By Kai Miller
A tiger shark tore her arm off at the shoulder, but 15-year-old Bethany Hamilton is still surfing-and winning. Kai Miller investigates why surfers will do anything to be in the curl.
In the summer of 1907, an uncanny phenomenon began making regular appearances up and down the beaches of sunny California. Word of this eerie marvel spread quickly among Southern Californians as the Golden State residents flocked to catch sight of the spectacle. They stood in awe as they watched this man, this George Freeth character, defy nature and walk on water. The crowds expected Freeth, like the hubristic Icarus with his precarious wax wings, to fall, sink, and drown in that ocean. Yet somehow, armed only with an eight-foot long redwood “surf craft,” Freeth stayed afloat and wowed audiences across California. Because of Freeth, a subculture known as “surfing” was born.

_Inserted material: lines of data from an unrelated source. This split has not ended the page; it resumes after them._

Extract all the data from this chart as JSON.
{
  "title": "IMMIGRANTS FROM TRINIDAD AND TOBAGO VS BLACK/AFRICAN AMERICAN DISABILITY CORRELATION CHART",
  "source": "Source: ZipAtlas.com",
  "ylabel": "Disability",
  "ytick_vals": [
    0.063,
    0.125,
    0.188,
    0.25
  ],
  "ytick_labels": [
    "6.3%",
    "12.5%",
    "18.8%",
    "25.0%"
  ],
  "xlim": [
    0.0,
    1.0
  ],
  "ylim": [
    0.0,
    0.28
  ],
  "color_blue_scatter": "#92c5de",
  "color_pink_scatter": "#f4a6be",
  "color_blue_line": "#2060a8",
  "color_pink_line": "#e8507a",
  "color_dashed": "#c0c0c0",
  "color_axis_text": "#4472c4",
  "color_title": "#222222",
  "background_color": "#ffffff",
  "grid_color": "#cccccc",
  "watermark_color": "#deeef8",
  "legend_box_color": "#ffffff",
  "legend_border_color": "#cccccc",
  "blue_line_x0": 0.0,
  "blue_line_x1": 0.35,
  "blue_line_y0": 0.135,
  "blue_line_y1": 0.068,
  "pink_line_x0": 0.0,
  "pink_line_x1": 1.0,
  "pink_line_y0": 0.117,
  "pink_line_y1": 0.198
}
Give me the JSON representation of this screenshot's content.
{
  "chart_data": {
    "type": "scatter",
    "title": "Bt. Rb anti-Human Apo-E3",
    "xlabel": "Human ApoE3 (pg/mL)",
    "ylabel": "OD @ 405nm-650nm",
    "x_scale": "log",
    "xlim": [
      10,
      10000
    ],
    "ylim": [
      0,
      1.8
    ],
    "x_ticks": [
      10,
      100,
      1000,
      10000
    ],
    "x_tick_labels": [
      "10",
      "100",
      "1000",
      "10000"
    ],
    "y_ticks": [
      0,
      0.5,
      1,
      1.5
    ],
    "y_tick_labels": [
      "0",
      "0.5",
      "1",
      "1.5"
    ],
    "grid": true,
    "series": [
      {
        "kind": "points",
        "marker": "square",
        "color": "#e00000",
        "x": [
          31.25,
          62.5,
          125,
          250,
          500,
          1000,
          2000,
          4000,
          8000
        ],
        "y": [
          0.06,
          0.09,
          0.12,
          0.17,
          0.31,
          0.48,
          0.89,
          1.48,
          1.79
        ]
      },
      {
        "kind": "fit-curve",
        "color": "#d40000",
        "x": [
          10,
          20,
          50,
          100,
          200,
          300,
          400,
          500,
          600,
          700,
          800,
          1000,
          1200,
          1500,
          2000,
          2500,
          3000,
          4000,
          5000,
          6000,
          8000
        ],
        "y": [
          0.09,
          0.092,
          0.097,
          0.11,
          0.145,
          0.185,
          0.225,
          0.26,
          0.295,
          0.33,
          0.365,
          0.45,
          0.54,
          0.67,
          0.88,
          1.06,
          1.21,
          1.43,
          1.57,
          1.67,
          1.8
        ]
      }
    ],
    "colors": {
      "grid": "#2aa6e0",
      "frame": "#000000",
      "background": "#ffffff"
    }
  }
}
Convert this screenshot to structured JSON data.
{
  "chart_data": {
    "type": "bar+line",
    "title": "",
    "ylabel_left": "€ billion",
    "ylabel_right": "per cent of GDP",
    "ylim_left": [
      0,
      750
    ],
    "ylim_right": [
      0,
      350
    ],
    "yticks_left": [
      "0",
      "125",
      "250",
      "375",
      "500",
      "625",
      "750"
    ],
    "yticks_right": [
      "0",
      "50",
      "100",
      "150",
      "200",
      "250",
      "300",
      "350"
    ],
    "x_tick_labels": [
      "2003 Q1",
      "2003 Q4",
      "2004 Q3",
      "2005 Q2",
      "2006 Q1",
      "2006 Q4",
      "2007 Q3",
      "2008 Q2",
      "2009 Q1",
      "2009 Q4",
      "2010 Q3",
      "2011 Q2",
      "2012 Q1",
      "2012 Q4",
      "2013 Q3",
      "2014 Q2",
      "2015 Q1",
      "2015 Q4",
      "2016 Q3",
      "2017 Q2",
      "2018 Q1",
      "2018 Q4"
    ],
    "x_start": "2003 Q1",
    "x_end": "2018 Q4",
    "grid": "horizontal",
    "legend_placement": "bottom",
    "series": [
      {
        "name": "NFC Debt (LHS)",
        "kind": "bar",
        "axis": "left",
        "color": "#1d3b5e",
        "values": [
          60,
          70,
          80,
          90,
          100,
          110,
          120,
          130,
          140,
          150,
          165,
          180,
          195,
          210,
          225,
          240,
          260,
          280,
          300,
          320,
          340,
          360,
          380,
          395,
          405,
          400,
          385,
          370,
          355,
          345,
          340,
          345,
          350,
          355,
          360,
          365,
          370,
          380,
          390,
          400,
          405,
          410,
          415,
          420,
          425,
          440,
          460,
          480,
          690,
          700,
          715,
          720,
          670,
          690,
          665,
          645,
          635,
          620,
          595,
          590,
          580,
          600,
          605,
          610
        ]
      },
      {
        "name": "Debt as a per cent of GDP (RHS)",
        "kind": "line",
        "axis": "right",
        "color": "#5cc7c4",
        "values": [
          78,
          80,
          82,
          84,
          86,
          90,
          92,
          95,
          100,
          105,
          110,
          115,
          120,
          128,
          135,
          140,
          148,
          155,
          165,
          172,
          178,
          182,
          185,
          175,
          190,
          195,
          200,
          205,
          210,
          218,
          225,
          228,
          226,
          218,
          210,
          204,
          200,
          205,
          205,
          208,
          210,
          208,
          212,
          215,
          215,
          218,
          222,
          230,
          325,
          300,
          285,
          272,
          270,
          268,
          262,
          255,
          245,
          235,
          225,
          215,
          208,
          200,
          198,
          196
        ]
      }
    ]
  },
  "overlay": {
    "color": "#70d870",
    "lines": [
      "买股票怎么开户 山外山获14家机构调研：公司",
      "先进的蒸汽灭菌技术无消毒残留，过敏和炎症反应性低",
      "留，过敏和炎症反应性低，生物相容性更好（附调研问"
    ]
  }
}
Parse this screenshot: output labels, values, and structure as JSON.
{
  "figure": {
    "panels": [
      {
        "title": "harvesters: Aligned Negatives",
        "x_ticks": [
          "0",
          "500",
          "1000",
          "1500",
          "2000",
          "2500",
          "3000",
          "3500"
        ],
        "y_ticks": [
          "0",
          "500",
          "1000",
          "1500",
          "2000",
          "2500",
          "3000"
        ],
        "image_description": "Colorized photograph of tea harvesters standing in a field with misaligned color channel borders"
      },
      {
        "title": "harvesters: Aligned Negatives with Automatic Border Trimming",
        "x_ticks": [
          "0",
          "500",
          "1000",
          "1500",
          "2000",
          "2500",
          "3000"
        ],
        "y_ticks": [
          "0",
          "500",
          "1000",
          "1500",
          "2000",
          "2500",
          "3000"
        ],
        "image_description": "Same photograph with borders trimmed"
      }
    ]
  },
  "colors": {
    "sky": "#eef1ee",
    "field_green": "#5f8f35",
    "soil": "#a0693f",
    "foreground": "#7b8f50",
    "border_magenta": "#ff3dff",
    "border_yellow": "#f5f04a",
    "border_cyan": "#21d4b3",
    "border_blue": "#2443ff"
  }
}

By the 1950s, the subculture of surfing had acquired its familiar laidback image of casual beach parties, shaggy blonde hair, and Beach Boys music. Underlying numerous evolutions in this beach style, however, is a steady focus among even the most casual surfers to seek out a piece of the dangerous and forbidden, in defiance of the mainstream. The surfers of the fifties and sixties rejected post-war obsessions with luxury and consumerism, while today’s extreme surfers sacrifice mainstream values of safety and complacence. Although surfers’ sacrifices have changed, the end-result, a dynamic surfing lifestyle opposed to the doldrums of mainstream activity, has remained constant. Many of us, if even reluctantly, look at these surfers in awe — these wave-bound zealots who will sacrifice everything just for a chance to walk on water.
For many surfing pioneers, riding the waves was an almost intoxicating experience that brought them closer to God. Like devout monks, these surfers sacrificed the mainstream’s life of convenience as they took up an ascetic existence devoted to wave worship. In 1954, the year of the first Makaha surf tournament, the hardcore Californian surfers started making pilgrimages to this Hawaiian town in search of bigger waves and a more defined identity within their burgeoning subculture (Lueras 115). Sarah Park, a reporter at the Honolulu Star-Bulletin, describes the migrants as a small group of Californians eager to sacrifice the typical luxuries of contemporary living just to surf in Hawaii. Park writes that, “The new arrivals have taken a cottage across the street for $10 a month each and [they] have scattered swim fins, spears, and surfboards around their new house-with-kitchen” (Lueras 115). This young cadre separated themselves, physically and ideologically, from the Southern California mainstream, rejecting “American Dream” luxuries of TVs, cars and comfortable living accommodations, all for the sake of surfing.
Buzzy Trent, one of these young Californians, exemplified this asceticism by keeping a garden with other surfers and spearing fish and turtles for dinner. Trent claims that “it’s a community thing,” adding, “We are over here strictly to surf” (Lueras 115). This surfing lifestyle was based upon a blissful sense of isolation and wave devotion, resembling the cloistered hippie communes of the sixties. In both cases, these social outsiders rejected American consumerism to provide for themselves and concentrate closely on their unique lifestyle. Although this rejection of modern convenience baffled mainstream America, to hardcore wave-riders, their sacrifices seemed minimal when compared to the joy and purity surfing provided.